Los partidos de la coalición gubernamental (socialistas, liberales y democristianos de las dos grandes comunidades del país -flamencos y francófonos-) negocian el número de ministros y el reparto de las carteras, informa la agencia Belga.

Una vez anunciada la composición, el nuevo Gobierno podría prestar juramento hoy mismo.

El hecho de que el socialista francófono Elio Di Rupo vaya a convertirse en el primer ministro de Bélgica, una tarea desempeñada tradicionalmente por los flamencos, mayoritarios en el país, podría entrañar cambios en las normas que habitualmente se aplican en la formación del Ejecutivo.

Desde las reformas institucionales de 1993 y 1994, los gobiernos federales cuentan con un máximo de 15 ministros.

La normativa establece además que el Ejecutivo federal ha de tener el mismo número de miembros neerlandófonos que francófonos, con la eventual excepción del primer ministro (considerado "neutro" desde el punto de vista lingüístico).

Sin embargo, los democristianos y liberales flamencos consideran que para respetar el peso de cada comunidad del país, Elio Di Rupo debería ser tenido en cuenta en el grupo francófono, de manera que el nuevo Ejecutivo se reduciría a 14 ministros.

Los partidos francófonos no ven ninguna necesidad de cambiar la tradición.

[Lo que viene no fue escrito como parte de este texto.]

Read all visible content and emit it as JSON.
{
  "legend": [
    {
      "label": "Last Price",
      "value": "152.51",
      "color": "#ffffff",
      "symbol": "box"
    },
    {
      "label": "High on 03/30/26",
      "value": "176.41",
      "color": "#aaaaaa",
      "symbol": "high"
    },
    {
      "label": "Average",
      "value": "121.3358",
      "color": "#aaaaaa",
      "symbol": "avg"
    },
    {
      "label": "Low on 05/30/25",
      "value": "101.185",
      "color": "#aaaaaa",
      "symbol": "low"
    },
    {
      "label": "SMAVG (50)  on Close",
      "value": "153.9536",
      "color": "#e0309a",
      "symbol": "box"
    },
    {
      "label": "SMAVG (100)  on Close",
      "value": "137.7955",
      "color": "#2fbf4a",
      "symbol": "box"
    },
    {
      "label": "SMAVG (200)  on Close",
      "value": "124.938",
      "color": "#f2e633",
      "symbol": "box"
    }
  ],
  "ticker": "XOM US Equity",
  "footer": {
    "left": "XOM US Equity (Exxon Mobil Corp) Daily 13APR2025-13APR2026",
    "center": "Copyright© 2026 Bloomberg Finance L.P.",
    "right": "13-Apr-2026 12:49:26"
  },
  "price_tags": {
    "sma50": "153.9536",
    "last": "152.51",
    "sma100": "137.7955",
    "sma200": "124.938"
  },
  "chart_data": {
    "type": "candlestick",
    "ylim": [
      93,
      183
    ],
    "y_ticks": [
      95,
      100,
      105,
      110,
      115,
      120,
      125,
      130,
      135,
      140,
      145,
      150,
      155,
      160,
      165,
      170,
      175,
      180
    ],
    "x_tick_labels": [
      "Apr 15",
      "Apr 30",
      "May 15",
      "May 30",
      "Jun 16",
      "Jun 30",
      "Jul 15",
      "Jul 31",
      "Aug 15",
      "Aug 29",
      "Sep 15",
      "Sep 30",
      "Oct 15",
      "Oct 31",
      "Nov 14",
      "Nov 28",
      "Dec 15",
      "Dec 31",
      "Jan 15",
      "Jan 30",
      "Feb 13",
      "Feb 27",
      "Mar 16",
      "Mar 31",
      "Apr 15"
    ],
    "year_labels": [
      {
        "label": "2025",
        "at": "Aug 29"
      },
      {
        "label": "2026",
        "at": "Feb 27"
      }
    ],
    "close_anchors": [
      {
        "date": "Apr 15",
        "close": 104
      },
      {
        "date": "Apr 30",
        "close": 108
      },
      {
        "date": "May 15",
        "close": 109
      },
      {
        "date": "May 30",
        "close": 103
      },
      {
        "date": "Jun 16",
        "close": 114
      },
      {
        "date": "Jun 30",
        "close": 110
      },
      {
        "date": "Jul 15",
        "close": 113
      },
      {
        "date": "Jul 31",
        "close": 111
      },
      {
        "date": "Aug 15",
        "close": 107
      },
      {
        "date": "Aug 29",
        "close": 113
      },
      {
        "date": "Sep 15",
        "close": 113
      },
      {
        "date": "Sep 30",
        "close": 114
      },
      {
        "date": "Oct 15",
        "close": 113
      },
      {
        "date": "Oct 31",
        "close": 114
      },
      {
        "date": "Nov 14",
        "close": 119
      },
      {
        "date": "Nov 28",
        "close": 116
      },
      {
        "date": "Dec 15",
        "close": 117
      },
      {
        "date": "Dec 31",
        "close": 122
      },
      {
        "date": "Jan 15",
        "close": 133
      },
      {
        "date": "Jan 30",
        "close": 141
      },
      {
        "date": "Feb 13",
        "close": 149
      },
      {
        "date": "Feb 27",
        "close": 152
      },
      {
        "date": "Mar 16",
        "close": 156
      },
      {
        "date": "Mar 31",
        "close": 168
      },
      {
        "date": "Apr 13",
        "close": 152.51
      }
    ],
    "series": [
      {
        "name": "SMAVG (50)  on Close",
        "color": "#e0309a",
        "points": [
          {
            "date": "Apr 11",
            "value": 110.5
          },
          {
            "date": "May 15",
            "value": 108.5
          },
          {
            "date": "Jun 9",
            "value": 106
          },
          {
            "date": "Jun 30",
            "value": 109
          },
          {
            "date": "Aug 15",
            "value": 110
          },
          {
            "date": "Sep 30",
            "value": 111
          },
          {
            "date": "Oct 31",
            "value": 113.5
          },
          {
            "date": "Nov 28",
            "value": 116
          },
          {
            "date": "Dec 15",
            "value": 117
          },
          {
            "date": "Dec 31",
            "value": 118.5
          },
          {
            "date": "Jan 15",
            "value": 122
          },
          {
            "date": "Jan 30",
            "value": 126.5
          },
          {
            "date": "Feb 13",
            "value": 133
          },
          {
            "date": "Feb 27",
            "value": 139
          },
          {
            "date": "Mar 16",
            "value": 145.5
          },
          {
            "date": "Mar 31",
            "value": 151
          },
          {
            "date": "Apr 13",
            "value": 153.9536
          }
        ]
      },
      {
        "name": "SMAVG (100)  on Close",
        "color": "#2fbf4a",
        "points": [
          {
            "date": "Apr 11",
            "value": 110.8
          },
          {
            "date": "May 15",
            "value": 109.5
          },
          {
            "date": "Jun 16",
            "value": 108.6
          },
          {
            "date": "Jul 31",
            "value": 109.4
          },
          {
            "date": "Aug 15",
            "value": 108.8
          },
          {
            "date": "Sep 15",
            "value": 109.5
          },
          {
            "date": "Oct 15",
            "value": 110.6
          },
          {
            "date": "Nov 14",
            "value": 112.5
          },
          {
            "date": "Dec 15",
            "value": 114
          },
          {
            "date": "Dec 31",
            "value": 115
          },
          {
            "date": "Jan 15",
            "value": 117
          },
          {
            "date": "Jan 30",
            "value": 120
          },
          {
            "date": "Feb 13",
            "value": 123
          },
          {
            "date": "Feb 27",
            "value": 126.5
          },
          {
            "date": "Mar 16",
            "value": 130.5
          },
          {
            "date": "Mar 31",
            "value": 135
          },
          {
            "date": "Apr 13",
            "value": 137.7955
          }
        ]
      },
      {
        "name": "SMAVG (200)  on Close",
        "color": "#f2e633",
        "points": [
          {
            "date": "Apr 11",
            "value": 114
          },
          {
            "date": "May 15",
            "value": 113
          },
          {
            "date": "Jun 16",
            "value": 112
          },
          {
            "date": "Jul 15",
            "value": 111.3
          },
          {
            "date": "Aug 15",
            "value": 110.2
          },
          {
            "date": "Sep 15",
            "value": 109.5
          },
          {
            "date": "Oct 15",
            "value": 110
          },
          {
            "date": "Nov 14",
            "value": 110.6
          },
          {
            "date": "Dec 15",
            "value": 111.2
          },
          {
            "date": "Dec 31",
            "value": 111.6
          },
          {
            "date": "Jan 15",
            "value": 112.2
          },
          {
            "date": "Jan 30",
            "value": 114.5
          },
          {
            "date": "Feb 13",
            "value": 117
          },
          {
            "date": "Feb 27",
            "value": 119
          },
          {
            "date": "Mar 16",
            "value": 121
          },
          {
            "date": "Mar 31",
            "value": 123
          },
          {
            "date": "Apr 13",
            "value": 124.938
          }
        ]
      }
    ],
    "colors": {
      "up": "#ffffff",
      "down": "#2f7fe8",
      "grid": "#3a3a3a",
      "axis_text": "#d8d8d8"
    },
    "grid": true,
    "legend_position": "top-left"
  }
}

Otra cuestión que está por ver es si se mantiene la presencia de los secretarios de Estado, ya que algunas formaciones han reclamado que se aligere el peso del Ejecutivo en el actual momento de crisis.

También está por ver la composición de las carteras, ya que los negociadores han decidido reagrupar algunas competencias, por ejemplo en materia de asilo e inmigración, que ahora se encuentran repartidas entre varios ministros y secretarios de Estado.